REPUBLIKA.CO.ID, TEHERAN -- Presiden Iran Hassan Rouhani mengatakan pada Rabu (4/11) bahwa pihaknya tidak peduli tentang siapa yang akan menjadi presiden Amerika Serikat (AS), tetapi menunggu kebijakan masa mendatang negara itu agar patuh pada hukum dan perjanjian internasional.
"Bagi Iran, kebijakan pemerintahan AS yang berikutnya adalah hal yang penting--bukan soal siapa yang memenangkan pemilu di AS," kata Rouhani dalam rapat kabinet yang disiarkan di televisi.
"Kami ingin dihargai, bukan menjadi sasaran sanksi (oleh AS). Tidak masalah siapa yang memenangkan pemilu AS, (...) untuk kami, kebijakan dan prinsip adalah hal yang penting," ujar Rouhani menambahkan.
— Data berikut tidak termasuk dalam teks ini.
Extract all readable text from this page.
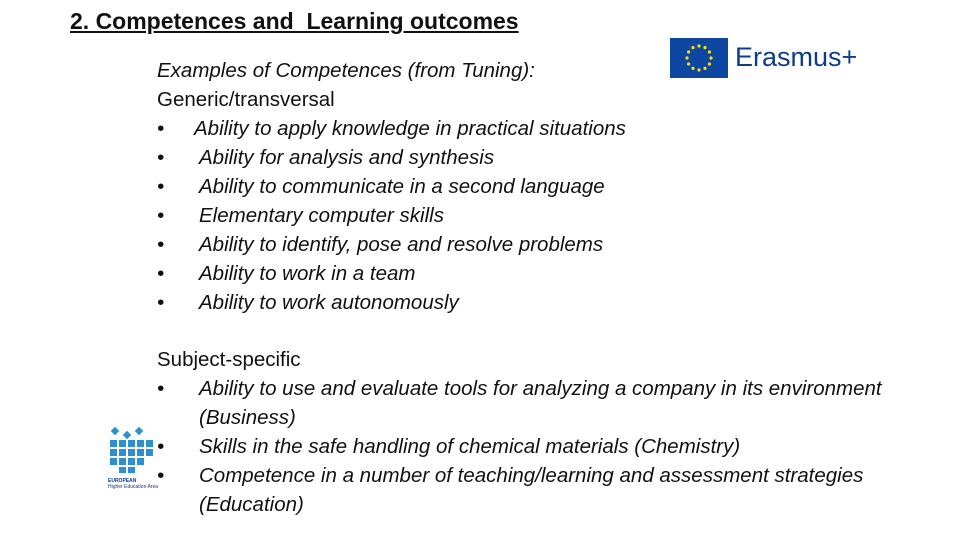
2. Competences and  Learning outcomes
Erasmus+
Examples of Competences (from Tuning):
Generic/transversal
•	Ability to apply knowledge in practical situations
•	Ability for analysis and synthesis
•	Ability to communicate in a second language
•	Elementary computer skills
•	Ability to identify, pose and resolve problems
•	Ability to work in a team
•	Ability to work autonomously
Subject-specific
•	Ability to use and evaluate tools for analyzing a company in its environment (Business)
•	Skills in the safe handling of chemical materials (Chemistry)
•	Competence in a number of teaching/learning and assessment strategies (Education)
EUROPEAN
Higher Education Area
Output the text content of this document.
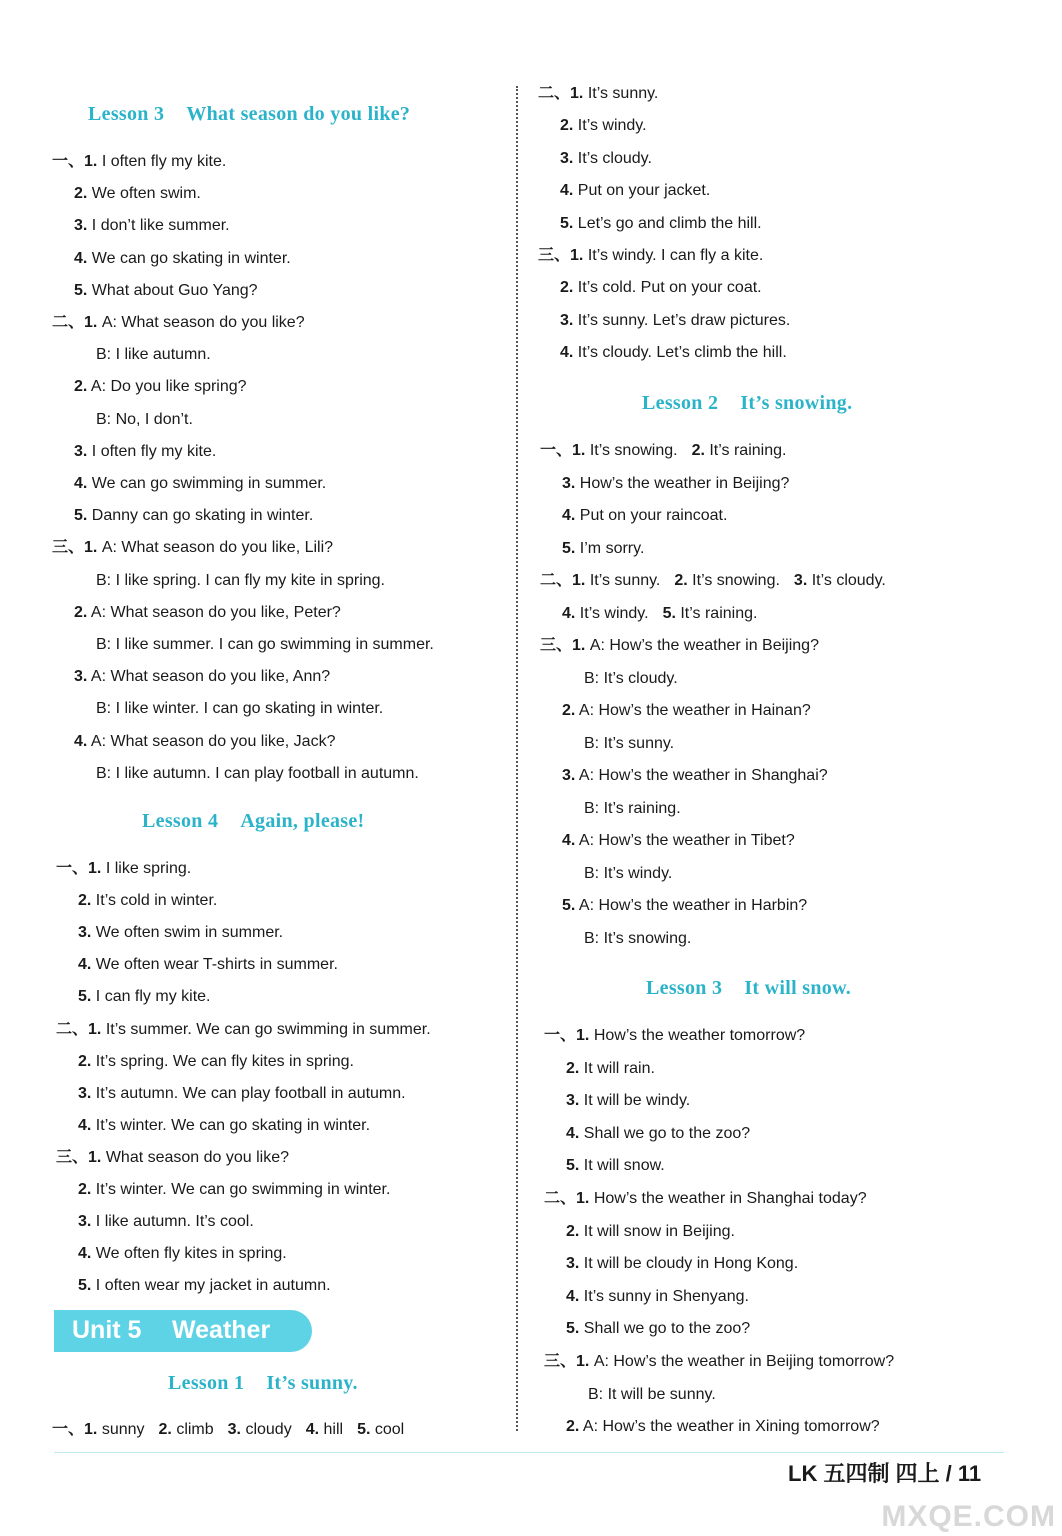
Lesson 3 What season do you like?
一、1. I often fly my kite.
2. We often swim.
3. I don’t like summer.
4. We can go skating in winter.
5. What about Guo Yang?
二、1. A: What season do you like?
B: I like autumn.
2. A: Do you like spring?
B: No, I don’t.
3. I often fly my kite.
4. We can go swimming in summer.
5. Danny can go skating in winter.
三、1. A: What season do you like, Lili?
B: I like spring. I can fly my kite in spring.
2. A: What season do you like, Peter?
B: I like summer. I can go swimming in summer.
3. A: What season do you like, Ann?
B: I like winter. I can go skating in winter.
4. A: What season do you like, Jack?
B: I like autumn. I can play football in autumn.
Lesson 4 Again, please!
一、1. I like spring.
2. It’s cold in winter.
3. We often swim in summer.
4. We often wear T-shirts in summer.
5. I can fly my kite.
二、1. It’s summer. We can go swimming in summer.
2. It’s spring. We can fly kites in spring.
3. It’s autumn. We can play football in autumn.
4. It’s winter. We can go skating in winter.
三、1. What season do you like?
2. It’s winter. We can go swimming in winter.
3. I like autumn. It’s cool.
4. We often fly kites in spring.
5. I often wear my jacket in autumn.
Lesson 1 It’s sunny.
一、1. sunny 2. climb 3. cloudy 4. hill 5. cool
二、1. It’s sunny.
2. It’s windy.
3. It’s cloudy.
4. Put on your jacket.
5. Let’s go and climb the hill.
三、1. It’s windy. I can fly a kite.
2. It’s cold. Put on your coat.
3. It’s sunny. Let’s draw pictures.
4. It’s cloudy. Let’s climb the hill.
Lesson 2 It’s snowing.
一、1. It’s snowing. 2. It’s raining.
3. How’s the weather in Beijing?
4. Put on your raincoat.
5. I’m sorry.
二、1. It’s sunny. 2. It’s snowing. 3. It’s cloudy.
4. It’s windy. 5. It’s raining.
三、1. A: How’s the weather in Beijing?
B: It’s cloudy.
2. A: How’s the weather in Hainan?
B: It’s sunny.
3. A: How’s the weather in Shanghai?
B: It’s raining.
4. A: How’s the weather in Tibet?
B: It’s windy.
5. A: How’s the weather in Harbin?
B: It’s snowing.
Lesson 3 It will snow.
一、1. How’s the weather tomorrow?
2. It will rain.
3. It will be windy.
4. Shall we go to the zoo?
5. It will snow.
二、1. How’s the weather in Shanghai today?
2. It will snow in Beijing.
3. It will be cloudy in Hong Kong.
4. It’s sunny in Shenyang.
5. Shall we go to the zoo?
三、1. A: How’s the weather in Beijing tomorrow?
B: It will be sunny.
2. A: How’s the weather in Xining tomorrow?
Unit 5 Weather
LK 五四制 四上 / 11
MXQE.COM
Di bawah pemerintahan Presiden Donald Trump, pada 2018, AS keluar dari perjanjian nuklir Iran 2015 serta menjatuhkan sanksi yang memberatkan kondisi perekonomian Iran. Sebagai balasan, Iran secara bertahap mengurangi kepatuhannya terhadap perjanjian itu.
Sementara Joe Biden, rival Trump pada pemilu presiden kali ini, berjanji untuk bergabung kembali dengan enam negara kekuatan dunia dalam perjanjian nuklir tersebut jika Iran juga kembali mematuhinya.
Di sisi lain, Trump juga menyebut bahwa ia ingin melancarkan perjanjian baru dengan Iran yang akan menyasar program rudal negara itu dan mendukung proksi kawasan, yakni di Irak, Suriah, Lebanon, dan Yaman. Bagaimanapun Iran tidak bersedia melakukan negosiasi apapun terkait hal itu, kecuali AS terlebih dahulu masuk kembali dalam kesepakatan nuklir awal.